Here is an example of continuously taking snapshots of an animated WebView node (playing a video) into an ImageView.
The top of the image is the original web view. The bottom of the image is a snapshot of the original image with a frame-rate overlaid (approx 60fps when run on a Retina MacBook when the original source WebView is sized to full-screen). The W and H values in the sample code can be modified to check performance for different image capture sizes.

import javafx.animation.AnimationTimer;
import javafx.application.Application;
import javafx.concurrent.Worker;
import javafx.geometry.Pos;
import javafx.scene.Scene;
import javafx.scene.control.Label;
import javafx.scene.image.*;
import javafx.scene.layout.*;
import javafx.scene.web.WebView;
import javafx.stage.Stage;
public class VideoPlayerWithFrameByFrameSnapshot extends Application {
private static final int W = 800;
private static final int H = 400;
private final long[] frameTimes = new long[100];
private int frameTimeIndex = 0 ;
private boolean arrayFilled = false ;
public static void main(String[] args) {
launch(args);
}
@Override
public void start(Stage stage) throws Exception {
// create a WebView
WebView webview = new WebView();
webview.setMinSize(W, H);
webview.setPrefSize(W, H);
webview.setMaxSize(W, H);
// create an image viewer for a WebView snapshot
WritableImage image = new WritableImage(W, H);
ImageView imageview = new ImageView(image);
Label framerateLabel = new Label();
// continuously snapshot the webview and measure current framerate.
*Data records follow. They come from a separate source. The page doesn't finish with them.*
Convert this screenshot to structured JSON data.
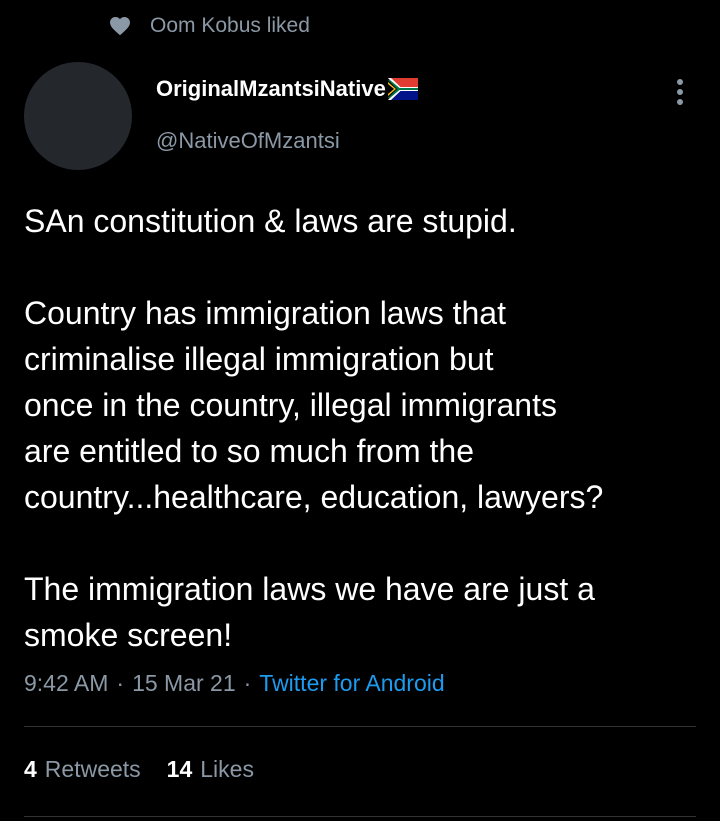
{
  "social_context": {
    "icon": "heart-icon",
    "text": "Oom Kobus liked"
  },
  "author": {
    "display_name": "OriginalMzantsiNative",
    "flag_icon": "south-africa-flag-icon",
    "handle": "@NativeOfMzantsi"
  },
  "tweet": {
    "paragraphs": [
      "SAn constitution & laws are stupid.",
      "Country has immigration laws that\ncriminalise illegal immigration but\nonce in the country, illegal immigrants\nare entitled to so much from the\ncountry...healthcare, education, lawyers?",
      "The immigration laws we have are just a\nsmoke screen!"
    ],
    "time": "9:42 AM",
    "separator": "·",
    "date": "15 Mar 21",
    "source": "Twitter for Android"
  },
  "stats": {
    "retweets_count": "4",
    "retweets_label": "Retweets",
    "likes_count": "14",
    "likes_label": "Likes"
  },
  "colors": {
    "background": "#000000",
    "primary_text": "#ffffff",
    "secondary_text": "#8b98a5",
    "link": "#1d9bf0",
    "divider": "#2f3336",
    "avatar_placeholder": "#24282c"
  }
}
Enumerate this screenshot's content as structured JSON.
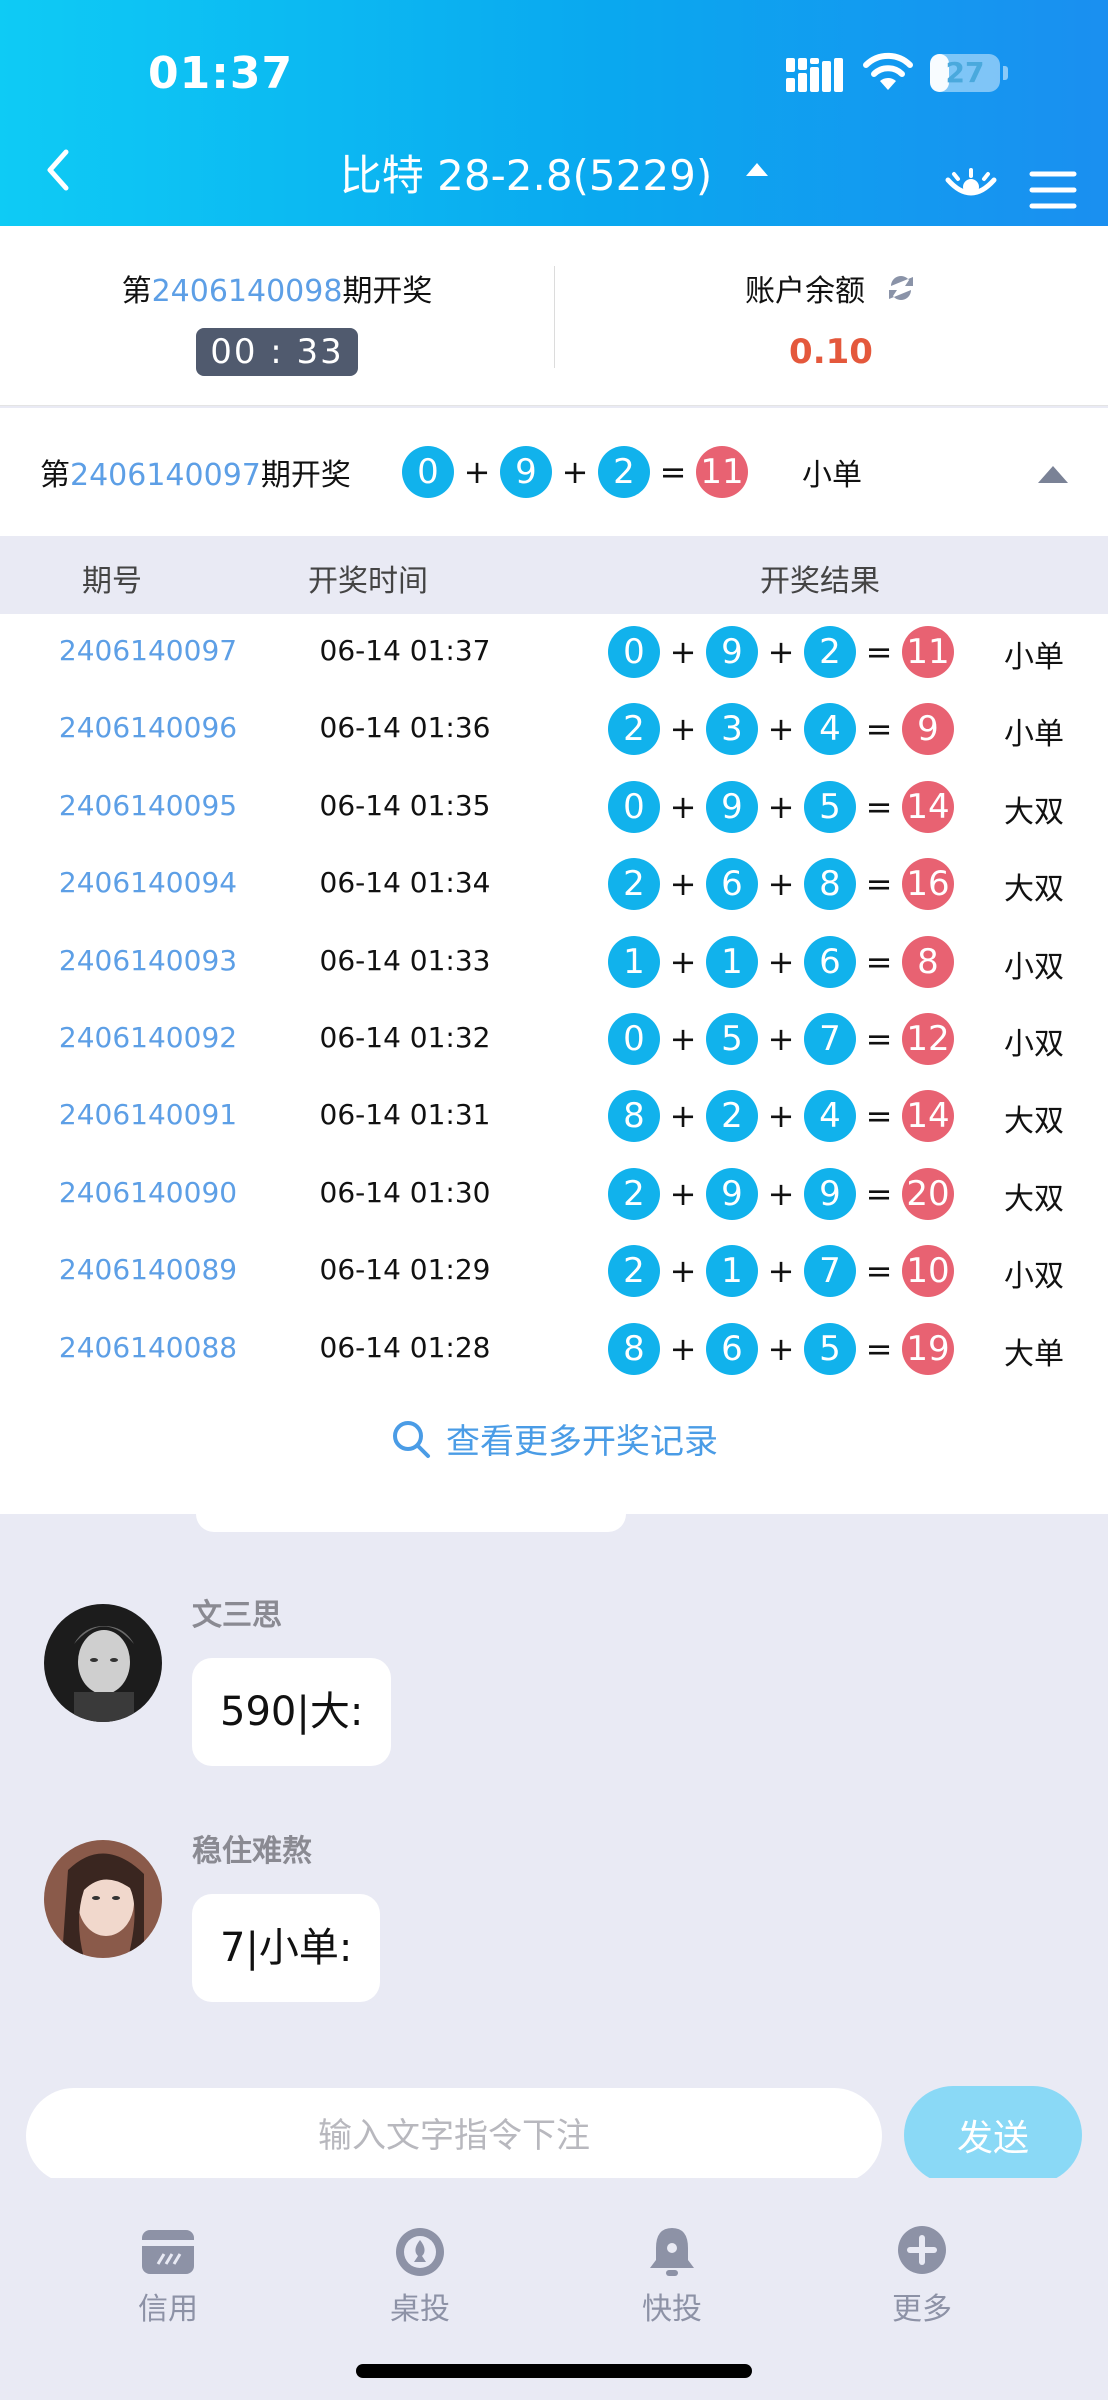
{
  "status_bar": {
    "time": "01:37",
    "battery_level": "27",
    "battery_fraction": 0.27
  },
  "header": {
    "title": "比特 28-2.8(5229)"
  },
  "current_draw": {
    "prefix": "第",
    "period": "2406140098",
    "suffix": "期开奖",
    "countdown": "00 : 33"
  },
  "account": {
    "label": "账户余额",
    "balance": "0.10"
  },
  "last_draw": {
    "prefix": "第",
    "period": "2406140097",
    "suffix": "期开奖",
    "balls": [
      "0",
      "9",
      "2"
    ],
    "sum": "11",
    "result_type": "小单",
    "plus": "+",
    "equals": "="
  },
  "table": {
    "headers": {
      "period": "期号",
      "time": "开奖时间",
      "result": "开奖结果"
    },
    "rows": [
      {
        "period": "2406140097",
        "time": "06-14 01:37",
        "balls": [
          "0",
          "9",
          "2"
        ],
        "sum": "11",
        "type": "小单"
      },
      {
        "period": "2406140096",
        "time": "06-14 01:36",
        "balls": [
          "2",
          "3",
          "4"
        ],
        "sum": "9",
        "type": "小单"
      },
      {
        "period": "2406140095",
        "time": "06-14 01:35",
        "balls": [
          "0",
          "9",
          "5"
        ],
        "sum": "14",
        "type": "大双"
      },
      {
        "period": "2406140094",
        "time": "06-14 01:34",
        "balls": [
          "2",
          "6",
          "8"
        ],
        "sum": "16",
        "type": "大双"
      },
      {
        "period": "2406140093",
        "time": "06-14 01:33",
        "balls": [
          "1",
          "1",
          "6"
        ],
        "sum": "8",
        "type": "小双"
      },
      {
        "period": "2406140092",
        "time": "06-14 01:32",
        "balls": [
          "0",
          "5",
          "7"
        ],
        "sum": "12",
        "type": "小双"
      },
      {
        "period": "2406140091",
        "time": "06-14 01:31",
        "balls": [
          "8",
          "2",
          "4"
        ],
        "sum": "14",
        "type": "大双"
      },
      {
        "period": "2406140090",
        "time": "06-14 01:30",
        "balls": [
          "2",
          "9",
          "9"
        ],
        "sum": "20",
        "type": "大双"
      },
      {
        "period": "2406140089",
        "time": "06-14 01:29",
        "balls": [
          "2",
          "1",
          "7"
        ],
        "sum": "10",
        "type": "小双"
      },
      {
        "period": "2406140088",
        "time": "06-14 01:28",
        "balls": [
          "8",
          "6",
          "5"
        ],
        "sum": "19",
        "type": "大单"
      }
    ],
    "more_link": "查看更多开奖记录"
  },
  "chat": {
    "messages": [
      {
        "sender": "文三思",
        "text": "590|大:"
      },
      {
        "sender": "稳住难熬",
        "text": "7|小单:"
      }
    ]
  },
  "input": {
    "placeholder": "输入文字指令下注",
    "value": "",
    "send_label": "发送"
  },
  "tabs": [
    {
      "label": "信用",
      "icon": "card-icon"
    },
    {
      "label": "桌投",
      "icon": "chip-icon"
    },
    {
      "label": "快投",
      "icon": "bell-icon"
    },
    {
      "label": "更多",
      "icon": "plus-circle-icon"
    }
  ]
}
AnimationTimer timer = new AnimationTimer() {
@Override
public void handle(long now) {
webview.snapshot(null, image);
long oldFrameTime = frameTimes[frameTimeIndex] ;
frameTimes[frameTimeIndex] = now ;
frameTimeIndex = (frameTimeIndex + 1) % frameTimes.length ;
if (frameTimeIndex == 0) {
arrayFilled = true ;
}
if (arrayFilled) {
long elapsedNanos = now - oldFrameTime ;
long elapsedNanosPerFrame = elapsedNanos / frameTimes.length ;
double frameRate = 1_000_000_000.0 / elapsedNanosPerFrame ;
framerateLabel.setText(
String.format(
"Current frame rate: %.3f",
frameRate
)
);
}
}
};
// start the snapshot process once the web view load succeeds.
webview.getEngine().getLoadWorker().stateProperty().addListener(
(observable, oldValue, newValue) -> {
System.out.println(newValue);
if (Worker.State.SUCCEEDED == newValue) {
timer.start();
}
}
);
// load up the big buck bunny video.
webview.getEngine().load(
"http://camendesign.com/code/video_for_everybody/test.html"
);
// layout the scene.
VBox layout = new VBox(
webview,
new StackPane(
imageview,
framerateLabel
)
);
StackPane.setAlignment(framerateLabel, Pos.TOP_LEFT);
stage.setScene(new Scene(layout));
stage.show();
}
}
Framerate measurement code comes from James_D's answer to:
As an aside: If you want to make a game with a pure HTML UI, then I don't understand why you would involve libgdx and wish to access low level drawing primitives for capturing the graphic output of an embedded browser (rather than just displaying the HTML UI in the user's default browser or directly in an embedded browser you ship with your game), but I guess you have your reasons for pursuing this approach. In the future I will try to refrain from attempting to answer questions where the motivation and objective is quite unclear. It's not a bad question, it's just a question for which I don't think I can be of much assistance.